Déchets Industriels Spéciaux

   
 
Déchets du raffinage et de la pétrochimie
Les entreprises concernées

 

Généralités

L'industrie régionale est fortement caractérisée par une importante activité de raffinage de pétrole (4 raffineries traitant un tiers des besoins nationaux implantées sur la zone industrielle de Fos, Lavéra, Berre, La Mède) et une forte implantation de la pétrochimie sur ce même secteur ainsi qu'à Château-Arnoux/St Auban (04).

Les flux de déchets générés par ces activités constituent la part prépondérante des déchets produits régionalement et traités par les centres spécialisés implantés en PACA (incinération, cimenterie).

Catégories de déchets et filières de traitement

Ces flux comprennent une large gamme de résidus que l'on peut regrouper ainsi avec leurs filières de traitement correspondantes :

> Résidus hydrocarburés

Boues et sédiments de fonds de bacs, de bassins de décantation, dénommés par les professionnels A.P.I. et C.P.I., déchets de maintenance et nettoyages...

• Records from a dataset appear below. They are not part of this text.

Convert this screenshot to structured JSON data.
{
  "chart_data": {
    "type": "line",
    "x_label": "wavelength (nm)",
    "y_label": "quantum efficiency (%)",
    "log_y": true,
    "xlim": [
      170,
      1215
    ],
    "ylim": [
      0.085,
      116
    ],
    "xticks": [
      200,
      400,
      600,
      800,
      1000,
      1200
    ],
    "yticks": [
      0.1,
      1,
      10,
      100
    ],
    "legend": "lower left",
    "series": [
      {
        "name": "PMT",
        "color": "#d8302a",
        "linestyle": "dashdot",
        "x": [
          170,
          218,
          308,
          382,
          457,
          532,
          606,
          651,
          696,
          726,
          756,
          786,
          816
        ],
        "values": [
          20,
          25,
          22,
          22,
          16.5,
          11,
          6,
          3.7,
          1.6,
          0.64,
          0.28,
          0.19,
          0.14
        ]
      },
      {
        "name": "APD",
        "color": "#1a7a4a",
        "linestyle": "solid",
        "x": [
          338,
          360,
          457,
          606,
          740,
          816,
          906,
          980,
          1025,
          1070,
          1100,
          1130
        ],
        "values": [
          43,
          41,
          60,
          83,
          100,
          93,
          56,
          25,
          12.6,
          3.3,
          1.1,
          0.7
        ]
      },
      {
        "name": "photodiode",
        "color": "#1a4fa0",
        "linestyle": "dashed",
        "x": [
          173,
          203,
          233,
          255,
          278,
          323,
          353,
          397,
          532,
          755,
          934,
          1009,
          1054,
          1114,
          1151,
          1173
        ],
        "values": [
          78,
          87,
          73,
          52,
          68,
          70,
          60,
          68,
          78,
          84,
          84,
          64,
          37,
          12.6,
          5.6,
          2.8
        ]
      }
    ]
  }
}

Selon leurs teneurs en hydrocarbures, ces déchets sont soit valorisés (décantation, centrifugation, fondoir pour récupérer et réutiliser la fraction hydrocarbure), soit incinérés en centres collectifs, soit mis en centre de stockage (ex. : décharges de classe 1 ou 2).

Les boues éthylées (contenant du plomb) font l'objet de précautions particulières lors de leur incinération.

> Eaux mères de fabrication

Résidus organiques, résidus riches en valeur énergétique type “solvants”, ces déchets sont brûlés en cimenterie ou en centres collectifs d'incinération, selon leurs compositions physico- chimiques.

Les solvants à bon pouvoir calorifique et non pollués sont parfois revalorisés thermiquement dans les installations de combustion internes (chaudières, générateurs de vapeur).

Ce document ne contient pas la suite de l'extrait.